Das richtige Kaffeewasser –
Warum Wasserqualität für perfekten Kaffee entscheidend ist

Wasser ist ein Lebenselixier – zu ca. 70 Prozent besteht der Mensch aus diesem Element. Bei der Zubereitung von Kaffee oder Tee spielen Güte und Härtegrad des Wassers eine wichtige Rolle. Alle Regionen und Länder, die über ein gutes, gemäß der Trinkwasserverordnung kontrolliertes Leitungswasser verfügen, können sich glücklich schätzen. Erst das richtige Wasser ergibt den perfekten Genuss!

Wasser ist das Lebenselixier! Die deutsche Trinkwasserverordnung sowie die Mineral- und Tafelwasserverordnung schreiben enge Grenzwerte für schädliche Substanzen in unserem Wasser vor. Schwermetalle oder schlechte Bakterien dürfen nur in minimalem Maße nachweisbar sein. So verfügt die Bundesrepublik Deutschland über sehr gute und kontrollierte Leitungswasser-Ressourcen. Manchmal ist jedoch „gut nicht gut genug“. Als Verbraucher sind Sie abhängig von der Gemeinde, die Ihnen das Leitungswasser zur Verfügung stellt.
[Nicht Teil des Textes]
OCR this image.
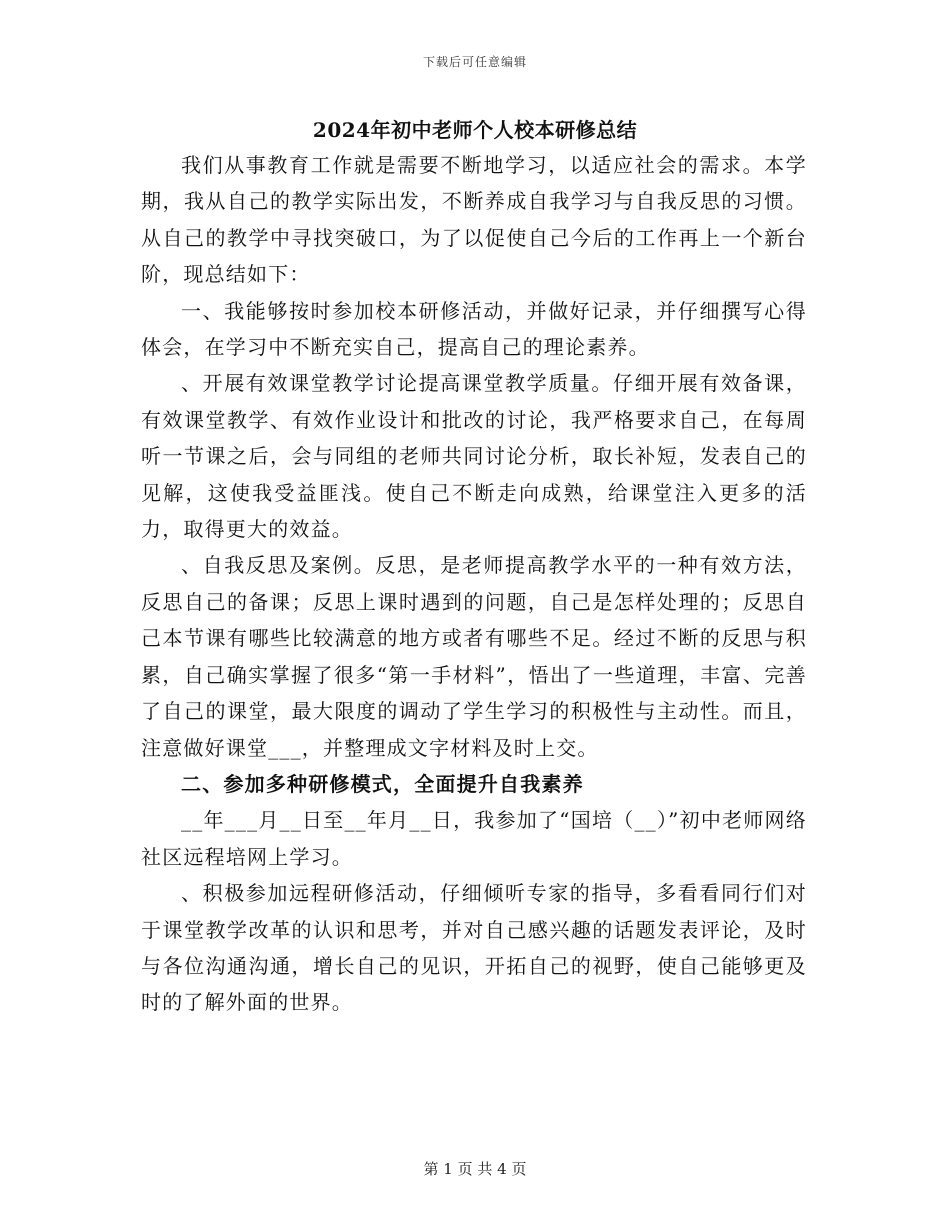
下载后可任意编辑
2024年初中老师个人校本研修总结

我们从事教育工作就是需要不断地学习，以适应社会的需求。本学期，我从自己的教学实际出发，不断养成自我学习与自我反思的习惯。从自己的教学中寻找突破口，为了以促使自己今后的工作再上一个新台阶，现总结如下：

一、我能够按时参加校本研修活动，并做好记录，并仔细撰写心得体会，在学习中不断充实自己，提高自己的理论素养。

、开展有效课堂教学讨论提高课堂教学质量。仔细开展有效备课，有效课堂教学、有效作业设计和批改的讨论，我严格要求自己，在每周听一节课之后，会与同组的老师共同讨论分析，取长补短，发表自己的见解，这使我受益匪浅。使自己不断走向成熟，给课堂注入更多的活力，取得更大的效益。

、自我反思及案例。反思，是老师提高教学水平的一种有效方法，反思自己的备课；反思上课时遇到的问题，自己是怎样处理的；反思自己本节课有哪些比较满意的地方或者有哪些不足。经过不断的反思与积累，自己确实掌握了很多“第一手材料”，悟出了一些道理，丰富、完善了自己的课堂，最大限度的调动了学生学习的积极性与主动性。而且，注意做好课堂___，并整理成文字材料及时上交。

二、参加多种研修模式，全面提升自我素养

__年___月__日至__年月__日，我参加了“国培（__）”初中老师网络社区远程培网上学习。

、积极参加远程研修活动，仔细倾听专家的指导，多看看同行们对于课堂教学改革的认识和思考，并对自己感兴趣的话题发表评论，及时与各位沟通沟通，增长自己的见识，开拓自己的视野，使自己能够更及时的了解外面的世界。

第 1 页 共 4 页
Es gibt – je nach Region – große Unterschiede hinsichtlich der Wasserqualitäten, zumindest was den Chlor- und den Kalkgehalt betrifft. Die Karbonathärte macht sich als Kalkablagerung im Topf und geschmacklich als „hartes“ Wasser bemerkbar.

Empfohlene Wasserbeschaffenheit für Kaffee- und Teegenuss

Für den perfekten Ogo Kaffeegeschmack können Sie einiges tun. Für Kaffee sollte idealerweise nicht zu hartes und nicht zu weiches Wasser verwendet werden. Hartes Wasser kann die empfindlichen Säuren der Kaffeebohne neutralisieren, was den Geschmack negativ beeinflusst. Doch auch eine zu niedrige Wasserhärte wirkt sich negativ auf den Kaffeegenuss aus. Eine erhöhte Säure- und Bitterintensität können die Folge sein und das Wohlbefinden empfindlicher Kaffeetrinker beeinträchtigen.
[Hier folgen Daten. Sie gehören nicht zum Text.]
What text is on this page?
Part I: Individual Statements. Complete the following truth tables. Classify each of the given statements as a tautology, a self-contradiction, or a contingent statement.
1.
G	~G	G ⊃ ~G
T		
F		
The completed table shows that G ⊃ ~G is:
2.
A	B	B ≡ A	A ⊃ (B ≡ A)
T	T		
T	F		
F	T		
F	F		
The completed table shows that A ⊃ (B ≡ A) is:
Für Kaffee ist eine Wasserhärte zwischen 8-12 ° deutscher Härtegrad optimal. Der pH-Wert sollte möglichst neutral sein und sich um die 7 bewegen. Zu hartes Wasser wirkt sich nicht nur negativ auf den Kaffeegeschmack aus, sondern natürlich auch auf Ihre Kaffeemaschine. Diese sollte regelmäßig entkalkt werden, damit der Kalk im Kaffeewasser auf Dauer die Maschine nicht beschädigt.
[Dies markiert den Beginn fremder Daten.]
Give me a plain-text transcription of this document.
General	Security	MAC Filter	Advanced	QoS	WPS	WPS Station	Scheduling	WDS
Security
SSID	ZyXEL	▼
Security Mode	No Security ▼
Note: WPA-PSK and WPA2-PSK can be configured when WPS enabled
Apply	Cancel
Krug wird unter fließendem Wasserhahn mit Wasser gefüllt

Praktische Tipps für mehr Genuss

Frisch, mineralstoff- und sauerstoffreich – so ist das ideale Wasser beschaffen! Die im Wasser enthaltenen Mineralstoffe und Salze sind unverzichtbare Geschmacksträger. Steht das Wasser über längere Zeit in der Leitung, ergibt das einen schlechten Kaffeegeschmack. Deshalb sollten Sie immer kaltes und frisches Wasser zur Kaffeezubereitung verwenden.

Falls Sie den Wasserhahn lange Zeit nicht aufgedreht haben, weil Sie beispielsweise im Urlaub waren, sollten Sie das Wasser erst ablaufen lassen, bevor Sie es für Ihren Kaffee benutzen. Fangen Sie das abgestandene Wasser zum Beispiel fürs Blumengießen auf.

Reinigen und entkalken Sie regelmäßig Ihre Wassergeräte. Dies ist mindestens genauso wichtig wie eine geeignete Wasserhärte. Am besten entkalken Sie über Nacht, damit das Mittel, welches Sie verwenden, gut seine Wirkung entfalten kann. Nehmen Sie beispielsweise neutralen Essig oder Wasser mit Zitronensäure und kochen Sie die Geräte anschließend mit Wasser gut aus.

Gefiltertes Wasser wird aus Kanne in ein Glas eingeschenkt

Hilfsmittel zur Wasseraufbereitung

Leitungswasser erfüllt in der Regel alle Voraussetzungen, die einwandfreier Kaffeekonsum an Wasser stellt. Das Einzige, was in regionalen Haushalten sehr unterschiedlich sein kann, ist die Wasserhärte. Bei zu hartem oder zu weichem Leitungswasser bleibt nur die Möglichkeit, es durch Hilfsmittel aufzubessern oder Wasser aus anderen Quellen zu verwenden. Die perfekte und uneingeschränkt zu empfehlende Lösung gibt es dabei leider nicht. Dennoch können Sie sich darüber informieren, welche Behandlung am sinnvollsten ist.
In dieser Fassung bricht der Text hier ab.